Avant 1980, avec le structuralisme ou le marxisme, on mettait l’accent sur les systèmes. Puis l’individu est passé au premier plan. Aujourd’hui, on redécouvre, avec la crise des subprimes, l’existence et la puissance des systèmes sociaux. Mais on bénéficie d’analyses qui montrent l’individu comme un sujet agissant sur les autres et sur lui-même. On tient donc maintenant les deux bouts d’une analyse plus complexe et plus adéquate. La responsabilité d’un anthropologue, comme de tout chercheur des sciences sociales, c’est de rompre la sphère académique dans laquelle il s’enferme la plupart du temps, et de partager ses connaissances, souvent précieuses, avec le reste de la société.

Que doit faire le chercheur ?

Mouiller sa chemise, rencontrer les politiciens, de droite comme de gauche, car ce sont eux qui prennent les décisions.
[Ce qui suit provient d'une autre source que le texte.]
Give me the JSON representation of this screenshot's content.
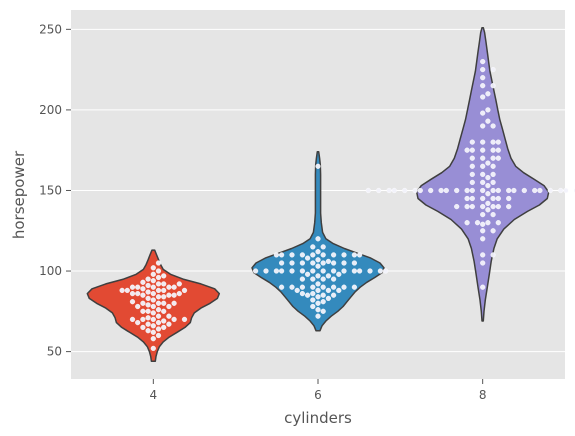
{
  "chart_data": {
    "type": "violin",
    "xlabel": "cylinders",
    "ylabel": "horsepower",
    "ylim": [
      33,
      262
    ],
    "yticks": [
      50,
      100,
      150,
      200,
      250
    ],
    "categories": [
      "4",
      "6",
      "8"
    ],
    "grid": true,
    "background": "#e5e5e5",
    "colors": [
      "#e24a33",
      "#348abd",
      "#988ed5"
    ],
    "series": [
      {
        "category": "4",
        "range": [
          44,
          113
        ],
        "density": [
          [
            44,
            0.03
          ],
          [
            47,
            0.04
          ],
          [
            50,
            0.06
          ],
          [
            53,
            0.09
          ],
          [
            56,
            0.15
          ],
          [
            59,
            0.24
          ],
          [
            62,
            0.36
          ],
          [
            65,
            0.48
          ],
          [
            68,
            0.56
          ],
          [
            71,
            0.58
          ],
          [
            74,
            0.62
          ],
          [
            77,
            0.72
          ],
          [
            80,
            0.86
          ],
          [
            83,
            0.97
          ],
          [
            86,
            1.0
          ],
          [
            89,
            0.93
          ],
          [
            92,
            0.72
          ],
          [
            95,
            0.45
          ],
          [
            98,
            0.26
          ],
          [
            101,
            0.15
          ],
          [
            104,
            0.11
          ],
          [
            107,
            0.08
          ],
          [
            110,
            0.05
          ],
          [
            113,
            0.02
          ]
        ],
        "points": [
          52,
          58,
          60,
          62,
          63,
          64,
          65,
          65,
          66,
          67,
          67,
          68,
          68,
          69,
          70,
          70,
          70,
          70,
          70,
          71,
          72,
          72,
          74,
          75,
          75,
          75,
          76,
          78,
          78,
          78,
          79,
          80,
          80,
          80,
          80,
          81,
          82,
          83,
          84,
          84,
          85,
          85,
          85,
          86,
          86,
          86,
          86,
          87,
          88,
          88,
          88,
          88,
          88,
          89,
          90,
          90,
          90,
          90,
          90,
          91,
          92,
          92,
          92,
          93,
          94,
          95,
          96,
          97,
          98,
          100,
          102,
          105
        ]
      },
      {
        "category": "6",
        "range": [
          63,
          174
        ],
        "density": [
          [
            63,
            0.03
          ],
          [
            66,
            0.06
          ],
          [
            69,
            0.12
          ],
          [
            72,
            0.2
          ],
          [
            75,
            0.3
          ],
          [
            78,
            0.38
          ],
          [
            81,
            0.44
          ],
          [
            84,
            0.5
          ],
          [
            87,
            0.56
          ],
          [
            90,
            0.64
          ],
          [
            93,
            0.74
          ],
          [
            96,
            0.86
          ],
          [
            99,
            0.97
          ],
          [
            102,
            1.0
          ],
          [
            105,
            0.94
          ],
          [
            108,
            0.8
          ],
          [
            111,
            0.6
          ],
          [
            114,
            0.4
          ],
          [
            117,
            0.23
          ],
          [
            120,
            0.12
          ],
          [
            124,
            0.07
          ],
          [
            130,
            0.05
          ],
          [
            136,
            0.04
          ],
          [
            142,
            0.04
          ],
          [
            148,
            0.04
          ],
          [
            154,
            0.04
          ],
          [
            160,
            0.04
          ],
          [
            166,
            0.035
          ],
          [
            170,
            0.025
          ],
          [
            174,
            0.01
          ]
        ],
        "points": [
          72,
          75,
          76,
          78,
          80,
          81,
          82,
          83,
          84,
          85,
          85,
          85,
          86,
          86,
          88,
          88,
          88,
          88,
          90,
          90,
          90,
          90,
          90,
          90,
          90,
          90,
          92,
          95,
          95,
          95,
          95,
          97,
          97,
          98,
          98,
          100,
          100,
          100,
          100,
          100,
          100,
          100,
          100,
          100,
          100,
          100,
          100,
          100,
          100,
          100,
          103,
          105,
          105,
          105,
          105,
          105,
          105,
          105,
          105,
          106,
          107,
          108,
          110,
          110,
          110,
          110,
          110,
          110,
          110,
          110,
          110,
          110,
          112,
          115,
          115,
          120,
          165
        ]
      },
      {
        "category": "8",
        "range": [
          69,
          251
        ],
        "density": [
          [
            69,
            0.01
          ],
          [
            75,
            0.02
          ],
          [
            82,
            0.04
          ],
          [
            90,
            0.07
          ],
          [
            98,
            0.1
          ],
          [
            106,
            0.13
          ],
          [
            114,
            0.17
          ],
          [
            120,
            0.22
          ],
          [
            126,
            0.32
          ],
          [
            132,
            0.48
          ],
          [
            137,
            0.68
          ],
          [
            141,
            0.86
          ],
          [
            145,
            0.98
          ],
          [
            149,
            1.0
          ],
          [
            153,
            0.93
          ],
          [
            157,
            0.78
          ],
          [
            161,
            0.62
          ],
          [
            165,
            0.5
          ],
          [
            170,
            0.43
          ],
          [
            176,
            0.38
          ],
          [
            182,
            0.34
          ],
          [
            188,
            0.3
          ],
          [
            194,
            0.26
          ],
          [
            200,
            0.23
          ],
          [
            206,
            0.2
          ],
          [
            212,
            0.17
          ],
          [
            218,
            0.14
          ],
          [
            224,
            0.11
          ],
          [
            230,
            0.09
          ],
          [
            236,
            0.07
          ],
          [
            242,
            0.05
          ],
          [
            248,
            0.03
          ],
          [
            251,
            0.01
          ]
        ],
        "points": [
          90,
          105,
          110,
          110,
          120,
          125,
          125,
          129,
          130,
          130,
          130,
          130,
          135,
          135,
          138,
          140,
          140,
          140,
          140,
          140,
          140,
          140,
          142,
          145,
          145,
          145,
          145,
          145,
          145,
          148,
          150,
          150,
          150,
          150,
          150,
          150,
          150,
          150,
          150,
          150,
          150,
          150,
          150,
          150,
          150,
          150,
          150,
          150,
          150,
          150,
          150,
          150,
          150,
          150,
          150,
          150,
          150,
          153,
          155,
          155,
          155,
          158,
          160,
          160,
          160,
          165,
          165,
          165,
          167,
          170,
          170,
          170,
          170,
          175,
          175,
          175,
          175,
          175,
          180,
          180,
          180,
          180,
          190,
          190,
          193,
          198,
          200,
          208,
          210,
          215,
          215,
          220,
          225,
          225,
          230
        ]
      }
    ]
  }
}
Il faut reconnaître le rôle que peuvent jouer les médias dans la diffusion des idées, sans pour autant se croire obligé de faire du cirque médiatique, ou se mettre personnellement en avant. La connaissance est une ascèse. Elle exige constamment que l’on travaille sur soi. Elle nécessite de pouvoir parler une langue que tout le monde comprenne, et non pas un charabia scientifique. Il faut que nos écrits soient clairs, limpides, que les exemples choisis parlent aux gens... Chacun dans son domaine, l’historien Fernand Braudel, l’helléniste Jean-Pierre Vernant, et l’anthropologue Lévi-Strauss avaient, à mon sens, parfaitement compris cela.